Einmal fuhr ich mit einer Mitfahrgelegenheit von Berlin nach München. Der Fahrer war zuerst sehr nett, wir haben uns auf Englisch unterhalten. Dann fragte er mich, woher ich komme. „Syrien, ich bin ein Flüchtling“, antwortete ich. Auf einmal schaute er betroffen drein, sein Lächeln verschwand. Er wandte sich den anderen Mitfahrern zu und ignorierte mich. Das tat weh.

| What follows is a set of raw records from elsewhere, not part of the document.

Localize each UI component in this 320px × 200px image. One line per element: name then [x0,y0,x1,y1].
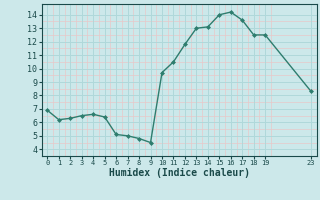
X-axis label: Humidex (Indice chaleur): Humidex (Indice chaleur) [109,168,250,178]
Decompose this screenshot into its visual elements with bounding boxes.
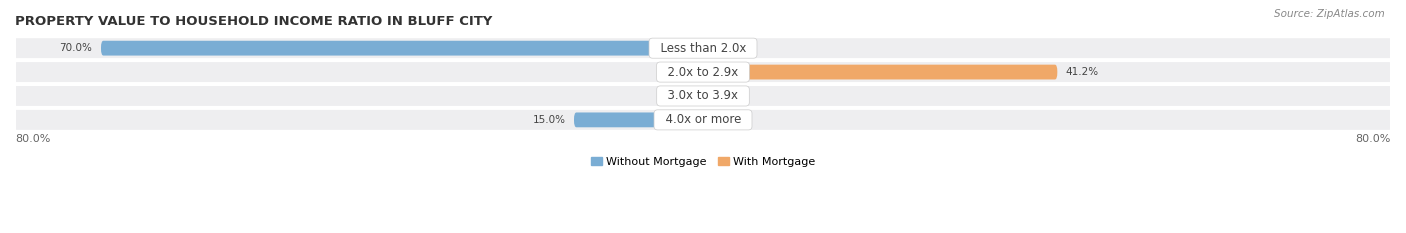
FancyBboxPatch shape [664, 65, 703, 79]
Text: 0.0%: 0.0% [711, 91, 738, 101]
FancyBboxPatch shape [703, 41, 742, 55]
FancyBboxPatch shape [15, 85, 1391, 107]
Text: 0.0%: 0.0% [711, 115, 738, 125]
Text: Less than 2.0x: Less than 2.0x [652, 42, 754, 55]
FancyBboxPatch shape [15, 109, 1391, 131]
Text: 41.2%: 41.2% [1066, 67, 1099, 77]
FancyBboxPatch shape [703, 113, 742, 127]
Text: PROPERTY VALUE TO HOUSEHOLD INCOME RATIO IN BLUFF CITY: PROPERTY VALUE TO HOUSEHOLD INCOME RATIO… [15, 15, 492, 28]
FancyBboxPatch shape [664, 89, 703, 103]
Text: 4.0x or more: 4.0x or more [658, 113, 748, 126]
Text: 80.0%: 80.0% [1355, 134, 1391, 144]
FancyBboxPatch shape [703, 65, 1057, 79]
Text: 0.0%: 0.0% [711, 43, 738, 53]
Text: 0.0%: 0.0% [668, 91, 695, 101]
Text: Source: ZipAtlas.com: Source: ZipAtlas.com [1274, 9, 1385, 19]
FancyBboxPatch shape [574, 113, 703, 127]
FancyBboxPatch shape [703, 89, 742, 103]
Text: 15.0%: 15.0% [533, 115, 565, 125]
FancyBboxPatch shape [15, 61, 1391, 83]
Text: 0.0%: 0.0% [668, 67, 695, 77]
Text: 3.0x to 3.9x: 3.0x to 3.9x [661, 89, 745, 103]
FancyBboxPatch shape [101, 41, 703, 55]
FancyBboxPatch shape [15, 37, 1391, 59]
Text: 2.0x to 2.9x: 2.0x to 2.9x [661, 65, 745, 79]
Text: 70.0%: 70.0% [59, 43, 93, 53]
Text: 80.0%: 80.0% [15, 134, 51, 144]
Legend: Without Mortgage, With Mortgage: Without Mortgage, With Mortgage [586, 152, 820, 171]
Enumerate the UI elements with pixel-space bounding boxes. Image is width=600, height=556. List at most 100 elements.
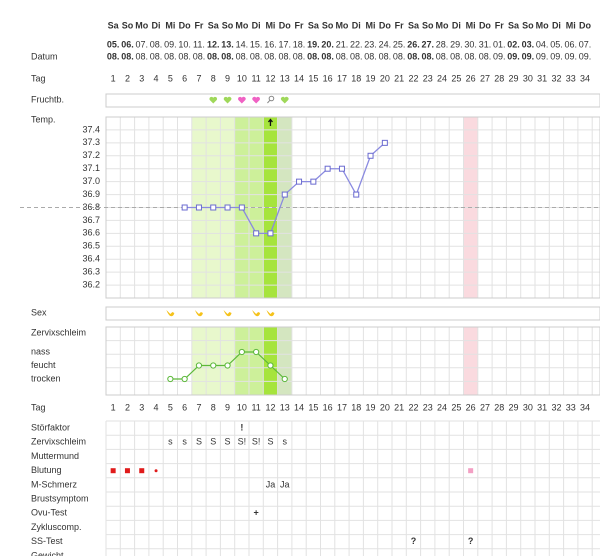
bleeding-mark [124,468,130,474]
day-number: 8 [211,73,216,83]
y-tick-label: 37.2 [82,150,100,160]
date-month: 08. [264,51,277,61]
weekday: So [422,20,434,30]
weekday: Sa [508,20,520,30]
temp-point [381,139,388,146]
fertility-row [105,93,600,108]
date-day: 05. [107,39,120,49]
day-number: 17 [337,73,347,83]
date-day: 06. [121,39,134,49]
sex-icon [223,310,232,317]
row-label: Sex [31,307,47,317]
day-number: 32 [551,402,561,412]
cervical-level: trocken [31,373,61,383]
date-month: 08. [393,51,406,61]
weekday: Di [252,20,261,30]
weekday: Di [152,20,161,30]
date-month: 08. [207,51,220,61]
temp-point [253,230,260,237]
weekday: Do [279,20,291,30]
date-month: 09. [507,51,520,61]
table-row-label: Zervixschleim [31,437,86,447]
temp-point [195,204,202,211]
date-day: 25. [393,39,406,49]
row-label: Fruchtb. [31,94,64,104]
table-cell: Ja [280,479,290,489]
table-cell: s [182,437,187,447]
date-day: 03. [522,39,535,49]
date-month: 08. [364,51,377,61]
weekday: Sa [308,20,320,30]
weekday: Mo [536,20,549,30]
day-number: 34 [580,73,590,83]
table-cell: + [254,508,259,518]
date-month: 08. [150,51,163,61]
date-day: 18. [293,39,306,49]
ovulation-arrow [267,118,273,126]
date-month: 08. [107,51,120,61]
row-label: Datum [31,51,58,61]
day-number: 26 [466,73,476,83]
day-number: 28 [494,402,504,412]
date-month: 08. [379,51,392,61]
temp-point [238,204,245,211]
day-number: 2 [125,73,130,83]
date-month: 09. [564,51,577,61]
date-day: 26. [407,39,420,49]
date-day: 28. [436,39,449,49]
y-tick-label: 36.2 [82,279,100,289]
date-month: 09. [522,51,535,61]
y-tick-label: 36.9 [82,189,100,199]
weekday: Mi [466,20,476,30]
date-month: 08. [221,51,234,61]
day-number: 28 [494,73,504,83]
table-cell: ? [468,536,474,546]
day-number: 27 [480,402,490,412]
table-cell: S! [252,437,261,447]
highlight-band [263,327,278,395]
table-cell: Ja [266,479,276,489]
table-cell: S [225,437,231,447]
cervical-point [195,362,203,369]
table-cell: S [196,437,202,447]
day-number: 3 [139,402,144,412]
y-tick-label: 36.8 [82,202,100,212]
day-number: 30 [523,73,533,83]
cervical-point [281,375,288,383]
day-number: 13 [280,402,290,412]
day-number: 34 [580,402,590,412]
weekday: Mi [566,20,576,30]
cervical-point [253,348,260,356]
day-number: 24 [437,402,447,412]
day-number: 26 [466,402,476,412]
table-row-label: SS-Test [31,536,63,546]
highlight-band [206,327,221,395]
date-day: 07. [135,39,148,49]
date-day: 23. [364,39,377,49]
weekday: Di [352,20,361,30]
sex-icon [266,310,275,317]
day-number: 21 [394,402,404,412]
y-tick-label: 36.7 [82,215,100,225]
date-day: 27. [421,39,434,49]
date-day: 11. [193,39,205,49]
table-row-label: Ovu-Test [31,508,68,518]
date-month: 08. [164,51,177,61]
fertility-heart [223,96,232,104]
bleeding-mark [110,468,116,474]
weekday: Sa [108,20,120,30]
fertility-magnifier [267,99,271,104]
weekday: So [122,20,134,30]
y-tick-label: 37.4 [82,124,100,134]
day-number: 7 [196,73,201,83]
day-number: 6 [182,73,187,83]
date-month: 08. [293,51,306,61]
date-day: 09. [164,39,177,49]
sex-icon [194,310,203,317]
temp-point [267,230,274,237]
bleeding-mark [154,469,158,473]
weekday: Mo [135,20,148,30]
temp-point [181,204,188,211]
temp-point [296,178,303,185]
date-month: 08. [464,51,477,61]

In der „Akademie für queere Flüchtlinge“ lernen 14 Zugewanderte Deutsch. Das Zentrum für Migranten, Lesben und Schwule (MILES) rief die Akademie im August ins Leben. Ein sechsköpfiges Team aus ehrenamtlichen Helfern betreut die Flüchtlinge. Neben dem Deutschunterricht besuchen die Teilnehmer die Ausbildungsvermittlung Arrivo und sprechen mit der Polizei über die Rechte gleichgeschlechtlicher Paare hierzulande.

Die Idee für einen Deutschkurs für queere Menschen kam von den Flüchtlingen selbst. Sie hatten sich gewünscht, im geschützten Raum lernen zu können.

Die Akademie wird durch private Spenden finanziert. Das MILES hat allerdings Gelder bei der Senatsverwaltung beantragt. Geplant ist, die Akademie dauerhaft anzubieten. (taz)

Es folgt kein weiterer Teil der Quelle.